"Why are you looking at me so anxiously, Elaine?" he asked, assuming a casual tone of voice.
"It is because of Captain Cherriton, Bernard; he has been here to-day, and has been asking questions about you."
"What sort of questions?" John asked quickly.
"He asked me if you had been at Heatherpoint Fort lately. He himself has been down at the Isle of Wight and he appears to have found out something about you that disturbs him terribly."
John made the best effort he could to play his difficult part.
"Well, Elaine?" he questioned, "did Captain Cherriton tell you the particular cause of his disturbance?" He was smiling slightly as he spoke, treating the matter airily. Nevertheless, inwardly he was deeply perturbed. If Cherriton suspected him, and communicated his suspicions to Voules and his confederates, John knew that the position for himself would be one of infinite peril. He had experienced one fortuitous escape from discovery owing to the interception of "Crumbs's" letter to Voules, but he could hardly hope that fortune would again favour him.
He questioned Elaine closely, and learned that Cherriton had definitely heard of his presence at Heatherpoint Fort at a time when he was supposed to be working in the interest of Voules. This knowledge, John knew, would confirm all Cherriton's suspicions the minute it was discovered that "Crumbs" had been trapped and had vanished from the fort.
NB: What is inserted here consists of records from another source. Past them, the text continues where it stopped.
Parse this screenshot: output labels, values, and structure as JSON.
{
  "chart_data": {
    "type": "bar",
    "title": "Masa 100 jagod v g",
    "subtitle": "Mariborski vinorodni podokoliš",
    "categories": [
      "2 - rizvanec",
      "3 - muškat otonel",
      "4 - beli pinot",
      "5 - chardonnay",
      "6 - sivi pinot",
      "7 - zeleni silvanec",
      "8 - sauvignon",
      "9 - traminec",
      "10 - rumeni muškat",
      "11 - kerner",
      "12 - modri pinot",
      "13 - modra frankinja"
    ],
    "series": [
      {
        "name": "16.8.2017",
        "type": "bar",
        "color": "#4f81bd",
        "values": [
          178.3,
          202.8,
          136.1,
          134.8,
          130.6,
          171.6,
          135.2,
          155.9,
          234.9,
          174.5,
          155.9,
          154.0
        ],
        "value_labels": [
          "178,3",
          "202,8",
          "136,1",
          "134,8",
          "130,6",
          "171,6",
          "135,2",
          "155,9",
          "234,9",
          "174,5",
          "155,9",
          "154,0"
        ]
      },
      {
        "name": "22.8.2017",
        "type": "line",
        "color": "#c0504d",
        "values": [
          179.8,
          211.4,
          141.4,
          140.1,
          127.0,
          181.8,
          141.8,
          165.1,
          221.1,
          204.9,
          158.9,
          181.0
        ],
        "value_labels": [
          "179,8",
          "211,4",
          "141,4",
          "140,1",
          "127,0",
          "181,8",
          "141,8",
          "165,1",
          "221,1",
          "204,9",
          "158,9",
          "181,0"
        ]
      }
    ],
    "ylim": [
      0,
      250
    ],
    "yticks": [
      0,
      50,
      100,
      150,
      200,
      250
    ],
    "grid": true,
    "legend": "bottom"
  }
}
However, it was not in John's nature to meet trouble half-way, and for the present he was happy to be in Elaine's radiant company. Elaine, for her part, had much to say to him; in the first place, she detailed all that had occurred in an interview she had had with Dacent Smith. The great man had treated her with marked courtesy, and had, without revealing John's true identity, enlisted her services in much the same manner as Mrs. Beecher Monmouth acted for his adversaries, Voules, Cherriton, Manwitz, and company. Elaine had undertaken the work in the idea that she could thus protect from danger the man she loved, whose name she believed she bore.
John listened to her narrative with the deepest interest, and gradually the wonderful subtlety of Dacent Smith made itself manifest. The great man had promised to relieve him of his awkward predicament in regard to Elaine, and the manner in which he had accomplished his promise was simplicity itself. Elaine was to permit—within limits—the advances of Cherriton, and was to pretend to keep her "husband" at a distance! The neatness of this plan filled John with admiration. He felt instantly much freer with Elaine. The delicate moment when she had offered to resume marital relations with him would not immediately occur again.
For some minutes after Elaine had ceased speaking John held silence—a doubt had come to him.